At last he decided to set up a vigorous protest, and in line with
this decision he braced himself so suddenly that Neewa, coming to
the end of the rope, flopped over on his back with an astonished
grunt. Seizing his advantage Miki turned, and tugging with the
horse-like energy of his Mackenzie father he started back toward
the river, dragging Neewa after him for a space of ten or fifteen
feet before the cub succeeded in regaining his feet.

Then the battle began. With their bottoms braced and their
forefeet digging into the soft earth, they pulled on the rope in
opposite directions until their necks stretched and their eyes
began to pop. Neewa's pull was steady and unexcited, while Miki,
dog-like, yanked and convulsed himself in sudden backward jerks
that made Neewa give way an inch at a time. It was, after all,
only a question as to which possessed the most enduring neck.
Under Neewa's fat there was as yet little real physical strength.
Miki had him handicapped there. Under the pup's loose hide and his
overgrown bones there was a lot of pull, and after bracing himself
heroically for another dozen feet Neewa gave up the contest and
followed in the direction chosen by Miki.

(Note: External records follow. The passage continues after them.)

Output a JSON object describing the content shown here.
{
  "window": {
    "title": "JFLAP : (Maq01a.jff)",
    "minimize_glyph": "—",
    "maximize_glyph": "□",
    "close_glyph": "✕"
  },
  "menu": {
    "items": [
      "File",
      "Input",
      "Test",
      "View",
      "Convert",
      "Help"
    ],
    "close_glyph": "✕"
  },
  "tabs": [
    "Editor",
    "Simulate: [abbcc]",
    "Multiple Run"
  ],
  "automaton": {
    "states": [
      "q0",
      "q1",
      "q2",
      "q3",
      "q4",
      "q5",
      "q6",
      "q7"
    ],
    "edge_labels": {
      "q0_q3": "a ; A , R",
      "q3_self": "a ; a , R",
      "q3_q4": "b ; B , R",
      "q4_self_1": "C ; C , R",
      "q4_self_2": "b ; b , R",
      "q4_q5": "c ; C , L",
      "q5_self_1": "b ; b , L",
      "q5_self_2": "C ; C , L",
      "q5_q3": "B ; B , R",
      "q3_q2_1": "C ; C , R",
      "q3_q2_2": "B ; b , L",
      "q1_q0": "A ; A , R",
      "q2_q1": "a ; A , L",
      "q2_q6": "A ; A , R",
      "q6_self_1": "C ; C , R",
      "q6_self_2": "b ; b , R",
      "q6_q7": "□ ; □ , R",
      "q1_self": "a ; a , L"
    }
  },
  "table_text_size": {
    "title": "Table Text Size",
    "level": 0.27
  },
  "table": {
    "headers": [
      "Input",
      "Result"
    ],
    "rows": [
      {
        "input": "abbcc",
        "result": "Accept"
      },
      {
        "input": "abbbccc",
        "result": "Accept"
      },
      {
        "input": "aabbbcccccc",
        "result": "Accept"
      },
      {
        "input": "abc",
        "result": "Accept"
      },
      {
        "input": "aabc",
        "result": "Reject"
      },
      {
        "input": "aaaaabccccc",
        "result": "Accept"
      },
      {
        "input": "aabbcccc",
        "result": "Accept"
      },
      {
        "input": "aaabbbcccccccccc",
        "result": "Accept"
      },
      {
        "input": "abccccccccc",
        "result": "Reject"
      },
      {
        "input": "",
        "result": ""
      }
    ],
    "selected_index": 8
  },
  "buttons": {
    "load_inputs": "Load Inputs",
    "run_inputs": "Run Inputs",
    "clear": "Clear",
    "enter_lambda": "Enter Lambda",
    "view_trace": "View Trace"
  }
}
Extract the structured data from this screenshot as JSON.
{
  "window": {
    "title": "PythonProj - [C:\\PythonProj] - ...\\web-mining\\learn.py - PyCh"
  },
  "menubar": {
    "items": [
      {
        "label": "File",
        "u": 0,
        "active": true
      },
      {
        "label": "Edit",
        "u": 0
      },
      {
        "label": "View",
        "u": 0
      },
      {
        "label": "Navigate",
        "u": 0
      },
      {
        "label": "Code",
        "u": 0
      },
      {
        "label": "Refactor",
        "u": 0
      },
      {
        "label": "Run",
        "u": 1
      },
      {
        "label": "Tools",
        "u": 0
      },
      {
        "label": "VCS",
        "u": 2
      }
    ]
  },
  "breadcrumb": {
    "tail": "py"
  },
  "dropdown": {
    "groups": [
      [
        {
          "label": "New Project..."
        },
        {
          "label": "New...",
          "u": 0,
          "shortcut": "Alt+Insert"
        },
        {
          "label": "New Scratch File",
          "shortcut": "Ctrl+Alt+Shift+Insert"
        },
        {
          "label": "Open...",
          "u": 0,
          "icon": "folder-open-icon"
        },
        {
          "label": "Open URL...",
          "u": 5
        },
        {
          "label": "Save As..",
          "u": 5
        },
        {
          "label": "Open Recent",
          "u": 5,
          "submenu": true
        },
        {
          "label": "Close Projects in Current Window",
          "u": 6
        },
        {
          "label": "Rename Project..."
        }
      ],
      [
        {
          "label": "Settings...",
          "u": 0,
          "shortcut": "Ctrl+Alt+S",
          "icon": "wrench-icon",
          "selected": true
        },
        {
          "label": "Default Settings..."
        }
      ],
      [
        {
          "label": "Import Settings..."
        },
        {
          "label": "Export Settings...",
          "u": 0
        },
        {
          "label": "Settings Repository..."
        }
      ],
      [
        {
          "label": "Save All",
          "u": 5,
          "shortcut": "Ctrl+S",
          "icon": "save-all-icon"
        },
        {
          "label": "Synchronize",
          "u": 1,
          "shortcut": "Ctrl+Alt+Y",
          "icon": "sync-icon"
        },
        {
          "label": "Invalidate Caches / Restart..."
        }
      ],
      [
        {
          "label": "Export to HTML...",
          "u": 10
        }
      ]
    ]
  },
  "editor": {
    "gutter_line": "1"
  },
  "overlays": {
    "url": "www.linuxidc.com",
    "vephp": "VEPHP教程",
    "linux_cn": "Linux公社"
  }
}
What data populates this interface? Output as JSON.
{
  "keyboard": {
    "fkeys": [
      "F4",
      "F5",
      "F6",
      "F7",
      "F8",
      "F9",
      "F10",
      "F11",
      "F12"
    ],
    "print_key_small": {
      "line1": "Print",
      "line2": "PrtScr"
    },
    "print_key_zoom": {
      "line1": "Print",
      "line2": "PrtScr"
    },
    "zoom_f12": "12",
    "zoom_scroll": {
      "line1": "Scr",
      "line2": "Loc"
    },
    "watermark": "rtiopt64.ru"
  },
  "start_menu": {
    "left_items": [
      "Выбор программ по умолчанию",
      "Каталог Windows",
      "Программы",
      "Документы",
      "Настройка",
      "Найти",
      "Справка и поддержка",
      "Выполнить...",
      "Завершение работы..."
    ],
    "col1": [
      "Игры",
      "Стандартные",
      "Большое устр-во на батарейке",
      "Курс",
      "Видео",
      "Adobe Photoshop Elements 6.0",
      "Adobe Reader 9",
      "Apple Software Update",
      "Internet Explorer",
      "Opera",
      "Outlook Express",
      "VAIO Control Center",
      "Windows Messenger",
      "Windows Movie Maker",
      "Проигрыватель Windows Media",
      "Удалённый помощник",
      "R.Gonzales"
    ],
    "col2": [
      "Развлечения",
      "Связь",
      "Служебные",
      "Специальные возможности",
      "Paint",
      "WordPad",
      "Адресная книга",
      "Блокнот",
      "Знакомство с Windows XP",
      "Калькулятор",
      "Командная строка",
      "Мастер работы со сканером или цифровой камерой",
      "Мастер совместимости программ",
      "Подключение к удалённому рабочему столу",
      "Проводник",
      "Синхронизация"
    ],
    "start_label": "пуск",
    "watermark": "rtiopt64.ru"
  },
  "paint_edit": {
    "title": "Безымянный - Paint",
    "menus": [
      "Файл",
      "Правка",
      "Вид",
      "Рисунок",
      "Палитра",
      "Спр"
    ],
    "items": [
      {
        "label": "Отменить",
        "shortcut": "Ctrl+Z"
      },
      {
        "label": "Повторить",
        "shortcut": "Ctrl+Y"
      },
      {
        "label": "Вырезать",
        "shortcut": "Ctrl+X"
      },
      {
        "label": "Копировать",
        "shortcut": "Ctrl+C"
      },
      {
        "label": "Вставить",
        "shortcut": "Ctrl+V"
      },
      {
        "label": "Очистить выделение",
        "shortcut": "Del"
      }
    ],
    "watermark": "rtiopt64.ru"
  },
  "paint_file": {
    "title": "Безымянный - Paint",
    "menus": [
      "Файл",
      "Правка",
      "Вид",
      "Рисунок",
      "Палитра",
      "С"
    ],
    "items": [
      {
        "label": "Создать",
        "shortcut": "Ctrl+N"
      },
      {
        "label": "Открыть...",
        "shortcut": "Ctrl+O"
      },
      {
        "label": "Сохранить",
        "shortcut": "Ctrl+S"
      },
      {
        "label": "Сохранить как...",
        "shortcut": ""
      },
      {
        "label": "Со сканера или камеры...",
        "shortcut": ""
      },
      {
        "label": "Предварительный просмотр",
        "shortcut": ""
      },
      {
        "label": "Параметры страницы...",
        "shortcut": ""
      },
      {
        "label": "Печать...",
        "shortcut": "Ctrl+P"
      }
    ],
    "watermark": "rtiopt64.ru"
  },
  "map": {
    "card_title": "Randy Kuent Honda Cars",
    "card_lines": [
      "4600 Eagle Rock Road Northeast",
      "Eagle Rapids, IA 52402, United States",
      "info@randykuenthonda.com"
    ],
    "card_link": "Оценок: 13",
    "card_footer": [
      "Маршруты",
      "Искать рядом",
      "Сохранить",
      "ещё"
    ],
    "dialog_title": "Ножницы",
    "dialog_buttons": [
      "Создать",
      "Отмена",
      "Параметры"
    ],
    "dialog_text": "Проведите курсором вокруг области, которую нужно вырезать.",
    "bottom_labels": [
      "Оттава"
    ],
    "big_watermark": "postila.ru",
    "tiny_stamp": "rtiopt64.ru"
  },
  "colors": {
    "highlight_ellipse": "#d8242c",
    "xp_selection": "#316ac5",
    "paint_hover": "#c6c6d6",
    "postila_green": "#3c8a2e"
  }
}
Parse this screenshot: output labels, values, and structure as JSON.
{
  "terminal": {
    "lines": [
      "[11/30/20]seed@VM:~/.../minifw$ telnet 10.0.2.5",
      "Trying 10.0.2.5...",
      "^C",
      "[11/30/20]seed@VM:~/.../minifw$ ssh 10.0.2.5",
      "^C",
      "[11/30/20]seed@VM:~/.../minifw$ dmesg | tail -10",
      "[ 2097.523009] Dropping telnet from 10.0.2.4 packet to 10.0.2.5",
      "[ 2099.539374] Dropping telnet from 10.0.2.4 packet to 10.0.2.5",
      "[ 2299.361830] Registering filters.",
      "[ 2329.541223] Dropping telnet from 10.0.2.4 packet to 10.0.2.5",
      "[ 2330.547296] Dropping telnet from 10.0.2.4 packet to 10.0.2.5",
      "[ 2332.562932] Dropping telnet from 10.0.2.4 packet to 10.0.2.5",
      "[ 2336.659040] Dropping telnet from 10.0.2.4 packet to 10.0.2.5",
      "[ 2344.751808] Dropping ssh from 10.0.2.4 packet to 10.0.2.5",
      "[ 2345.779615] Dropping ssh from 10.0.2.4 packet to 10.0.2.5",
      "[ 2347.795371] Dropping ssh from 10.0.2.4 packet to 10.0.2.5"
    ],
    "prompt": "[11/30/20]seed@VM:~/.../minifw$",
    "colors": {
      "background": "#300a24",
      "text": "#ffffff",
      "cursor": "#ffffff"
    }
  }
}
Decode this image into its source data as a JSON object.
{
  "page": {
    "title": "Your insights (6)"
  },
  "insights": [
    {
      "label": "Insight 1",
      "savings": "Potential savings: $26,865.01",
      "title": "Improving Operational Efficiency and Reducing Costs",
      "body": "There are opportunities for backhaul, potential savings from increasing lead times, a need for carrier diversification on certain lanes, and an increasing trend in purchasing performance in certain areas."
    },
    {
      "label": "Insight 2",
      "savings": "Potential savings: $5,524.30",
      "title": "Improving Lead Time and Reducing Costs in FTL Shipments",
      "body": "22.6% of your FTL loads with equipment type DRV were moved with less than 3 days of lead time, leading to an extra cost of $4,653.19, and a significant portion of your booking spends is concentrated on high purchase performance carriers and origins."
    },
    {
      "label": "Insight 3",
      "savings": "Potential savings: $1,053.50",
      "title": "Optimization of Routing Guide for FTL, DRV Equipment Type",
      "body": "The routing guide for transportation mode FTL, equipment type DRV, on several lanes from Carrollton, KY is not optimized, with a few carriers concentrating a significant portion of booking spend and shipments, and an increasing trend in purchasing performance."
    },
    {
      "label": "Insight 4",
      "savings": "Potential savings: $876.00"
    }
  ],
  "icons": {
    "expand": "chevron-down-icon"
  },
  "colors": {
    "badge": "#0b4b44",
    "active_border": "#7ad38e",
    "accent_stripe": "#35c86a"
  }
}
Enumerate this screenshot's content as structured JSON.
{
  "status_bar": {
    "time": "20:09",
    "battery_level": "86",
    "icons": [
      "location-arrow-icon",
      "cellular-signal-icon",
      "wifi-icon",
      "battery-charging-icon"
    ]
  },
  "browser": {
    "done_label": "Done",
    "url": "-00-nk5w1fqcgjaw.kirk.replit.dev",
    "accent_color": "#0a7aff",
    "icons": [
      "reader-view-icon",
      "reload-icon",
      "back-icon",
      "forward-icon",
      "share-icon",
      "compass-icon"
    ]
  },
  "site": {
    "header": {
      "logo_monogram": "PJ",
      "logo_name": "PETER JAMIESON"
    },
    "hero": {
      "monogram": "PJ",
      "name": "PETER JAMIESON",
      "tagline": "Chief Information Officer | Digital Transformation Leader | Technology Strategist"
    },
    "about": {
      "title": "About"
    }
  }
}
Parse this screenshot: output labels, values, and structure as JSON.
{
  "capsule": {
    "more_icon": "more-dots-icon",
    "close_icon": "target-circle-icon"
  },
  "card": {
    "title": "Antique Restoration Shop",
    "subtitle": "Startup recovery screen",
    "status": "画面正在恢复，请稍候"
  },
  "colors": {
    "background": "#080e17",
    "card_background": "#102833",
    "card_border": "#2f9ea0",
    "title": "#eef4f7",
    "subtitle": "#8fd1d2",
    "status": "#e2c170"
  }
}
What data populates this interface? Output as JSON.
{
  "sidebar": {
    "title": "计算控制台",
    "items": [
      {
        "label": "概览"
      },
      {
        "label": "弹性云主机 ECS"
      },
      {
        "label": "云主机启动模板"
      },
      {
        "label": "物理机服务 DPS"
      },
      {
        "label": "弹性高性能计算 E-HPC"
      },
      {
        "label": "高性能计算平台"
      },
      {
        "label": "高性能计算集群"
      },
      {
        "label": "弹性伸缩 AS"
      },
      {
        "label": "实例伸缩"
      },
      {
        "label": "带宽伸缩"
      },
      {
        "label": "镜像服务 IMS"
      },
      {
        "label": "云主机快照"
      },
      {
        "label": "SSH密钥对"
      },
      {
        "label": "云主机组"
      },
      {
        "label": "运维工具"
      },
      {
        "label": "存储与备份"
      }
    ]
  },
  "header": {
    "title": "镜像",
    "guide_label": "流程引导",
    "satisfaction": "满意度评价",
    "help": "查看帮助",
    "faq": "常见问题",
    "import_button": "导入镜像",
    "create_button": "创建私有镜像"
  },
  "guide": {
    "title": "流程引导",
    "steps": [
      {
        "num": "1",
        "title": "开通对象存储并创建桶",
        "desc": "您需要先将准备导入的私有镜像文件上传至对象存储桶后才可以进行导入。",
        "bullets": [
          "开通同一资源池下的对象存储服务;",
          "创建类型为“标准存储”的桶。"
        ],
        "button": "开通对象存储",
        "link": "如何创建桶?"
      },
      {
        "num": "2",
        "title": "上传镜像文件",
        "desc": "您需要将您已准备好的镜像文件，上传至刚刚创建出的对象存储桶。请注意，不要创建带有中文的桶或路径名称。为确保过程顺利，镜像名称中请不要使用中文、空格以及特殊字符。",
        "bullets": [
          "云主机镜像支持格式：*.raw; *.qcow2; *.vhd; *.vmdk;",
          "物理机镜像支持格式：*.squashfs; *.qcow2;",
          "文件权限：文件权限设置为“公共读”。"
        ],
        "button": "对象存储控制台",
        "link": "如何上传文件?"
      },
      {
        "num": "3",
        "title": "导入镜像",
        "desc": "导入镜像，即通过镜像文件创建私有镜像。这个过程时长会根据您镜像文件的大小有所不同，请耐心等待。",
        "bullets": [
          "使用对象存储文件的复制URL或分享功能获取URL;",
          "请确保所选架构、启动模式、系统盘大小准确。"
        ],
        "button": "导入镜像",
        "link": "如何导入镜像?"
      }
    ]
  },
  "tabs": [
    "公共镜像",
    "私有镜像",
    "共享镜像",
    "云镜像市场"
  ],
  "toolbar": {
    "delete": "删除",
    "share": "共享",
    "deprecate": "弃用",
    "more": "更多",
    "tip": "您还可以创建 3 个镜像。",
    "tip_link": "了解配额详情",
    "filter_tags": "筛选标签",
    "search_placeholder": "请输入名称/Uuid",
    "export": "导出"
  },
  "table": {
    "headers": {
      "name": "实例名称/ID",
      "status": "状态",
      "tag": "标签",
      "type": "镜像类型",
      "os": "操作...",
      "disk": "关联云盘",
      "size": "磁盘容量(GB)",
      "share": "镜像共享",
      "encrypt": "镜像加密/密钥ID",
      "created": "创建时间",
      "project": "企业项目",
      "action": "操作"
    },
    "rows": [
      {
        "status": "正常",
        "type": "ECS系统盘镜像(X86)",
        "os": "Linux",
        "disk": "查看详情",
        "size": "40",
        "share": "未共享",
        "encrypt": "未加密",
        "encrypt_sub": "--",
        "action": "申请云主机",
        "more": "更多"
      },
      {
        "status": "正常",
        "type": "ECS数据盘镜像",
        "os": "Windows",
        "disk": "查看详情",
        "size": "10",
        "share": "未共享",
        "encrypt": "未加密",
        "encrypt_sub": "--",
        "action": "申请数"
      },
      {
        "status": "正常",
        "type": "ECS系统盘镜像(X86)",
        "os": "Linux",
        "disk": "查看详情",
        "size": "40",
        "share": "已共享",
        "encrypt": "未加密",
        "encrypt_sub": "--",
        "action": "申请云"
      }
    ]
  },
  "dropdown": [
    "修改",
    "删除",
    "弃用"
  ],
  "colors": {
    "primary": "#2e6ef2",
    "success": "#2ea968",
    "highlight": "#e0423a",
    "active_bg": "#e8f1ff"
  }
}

While the instincts of Neewa's breed would have taken him back to
the river as straight as a die, Miki's intentions were better than
was his sense of orientation. Neewa followed in a sweeter temper
when he found that his companion was making an unreasonable circle
which was taking them a little more slowly, but just as surely,
away from the danger-ridden stream. At the end of another quarter
of an hour Miki was utterly lost; he sat down on his rump, looked
at Neewa, and confessed as much--with a low whine. Neewa did not
move. His sharp little eyes were fixed suddenly on an object that
hung to a low bush half a dozen paces from them. Before the man-
beast's appearance the cub had spent three quarters of his time in
eating, but since yesterday morning he had not swallowed so much
as a bug. He was completely empty, and the object he saw hanging
to the bush set every salivary gland in his mouth working. It was
a wasp's nest. Many times in his young life he had seen Noozak,
his mother, go up to nests like that, tear them down, crush them
under her big paw, and then invite him to the feast of dead wasps
within. For at least a month wasps had been included in his daily
fare, and they were as good as anything he knew of. He approached
the nest; Miki followed. When they were within three feet of it
Miki began to take notice of a very distinct and peculiarly
disquieting buzzing sound. Neewa was not at all alarmed; judging
the distance of the nest from the ground, he rose on his hind
feet, raised his arms, and gave it a fatal tug.